Personally, I don't believe being a super high earner would have made a drastic difference that the average Singaporean can't achieve with a few more years.

What we can learn from this?

I believe that CPF LIFE will be one of my core retirement income stream when I retire. If you have the same mindset as me, it definitely makes sense to start accumulating more money in your CPF Special Account beyond the usual salary contribution.

By doing so, you can achieve the Full Retirement Sum earlier when the figures are much smaller, and let the 4% interest pay for future incremental Full Retirement Sum adjustments.

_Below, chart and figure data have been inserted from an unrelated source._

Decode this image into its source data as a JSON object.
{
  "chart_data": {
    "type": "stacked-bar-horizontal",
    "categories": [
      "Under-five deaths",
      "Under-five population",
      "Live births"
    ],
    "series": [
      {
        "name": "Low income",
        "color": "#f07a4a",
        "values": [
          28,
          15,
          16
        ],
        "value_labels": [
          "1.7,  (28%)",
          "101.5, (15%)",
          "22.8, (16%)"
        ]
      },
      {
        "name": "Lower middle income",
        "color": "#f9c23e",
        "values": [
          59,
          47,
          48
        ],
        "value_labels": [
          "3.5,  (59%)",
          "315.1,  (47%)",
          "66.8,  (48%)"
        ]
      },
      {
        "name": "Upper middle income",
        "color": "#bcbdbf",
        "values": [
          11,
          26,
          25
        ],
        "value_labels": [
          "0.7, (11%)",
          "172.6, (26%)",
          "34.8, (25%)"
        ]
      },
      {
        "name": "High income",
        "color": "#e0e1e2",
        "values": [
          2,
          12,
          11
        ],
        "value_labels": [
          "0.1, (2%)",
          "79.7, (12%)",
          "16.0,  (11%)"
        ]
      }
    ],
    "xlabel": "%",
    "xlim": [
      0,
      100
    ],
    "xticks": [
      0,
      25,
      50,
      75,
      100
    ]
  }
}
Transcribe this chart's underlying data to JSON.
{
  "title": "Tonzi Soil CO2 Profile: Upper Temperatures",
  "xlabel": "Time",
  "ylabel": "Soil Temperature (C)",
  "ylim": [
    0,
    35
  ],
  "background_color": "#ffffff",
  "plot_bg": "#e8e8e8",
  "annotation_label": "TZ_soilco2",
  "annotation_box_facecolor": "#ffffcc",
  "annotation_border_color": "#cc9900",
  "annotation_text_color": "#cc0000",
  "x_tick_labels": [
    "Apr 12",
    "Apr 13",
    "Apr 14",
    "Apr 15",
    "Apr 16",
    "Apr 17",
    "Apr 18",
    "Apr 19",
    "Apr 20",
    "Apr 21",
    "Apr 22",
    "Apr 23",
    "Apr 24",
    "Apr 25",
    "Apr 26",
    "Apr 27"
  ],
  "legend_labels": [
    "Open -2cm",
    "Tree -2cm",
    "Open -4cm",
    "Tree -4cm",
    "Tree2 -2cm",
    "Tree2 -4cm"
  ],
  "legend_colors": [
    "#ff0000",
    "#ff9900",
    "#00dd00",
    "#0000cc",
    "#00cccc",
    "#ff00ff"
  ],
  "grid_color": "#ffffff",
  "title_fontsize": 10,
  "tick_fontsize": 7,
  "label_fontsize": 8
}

Strive to rise up the corporate ladder as early as possible to earn a $6,000 monthly salary as early as possible to maximise your CPF contribution.

Make voluntary contribution* to your MediSave Account to hit the Basic Healthcare Sum so that work contributions to your CPF MediSave Account along with end of the year interest will overflow into your CPF Special Account for those below 55 or to your Retirement Account if you are 55 and above.

* VC to MA for a calendar year is subject to CPF Annual Limit of $37,740 or member’s cohort BHS, whichever is lower. Any excess VC would be refunded without interest.

Create good saving habits so that you have surplus money to be able to make the decision to top up your CPF Special Account through RSTU when it becomes beneficial for you to do so.

What changes are you making to get to Full Retirement Sum earlier? I'd love to hear your thoughts in the comments section below.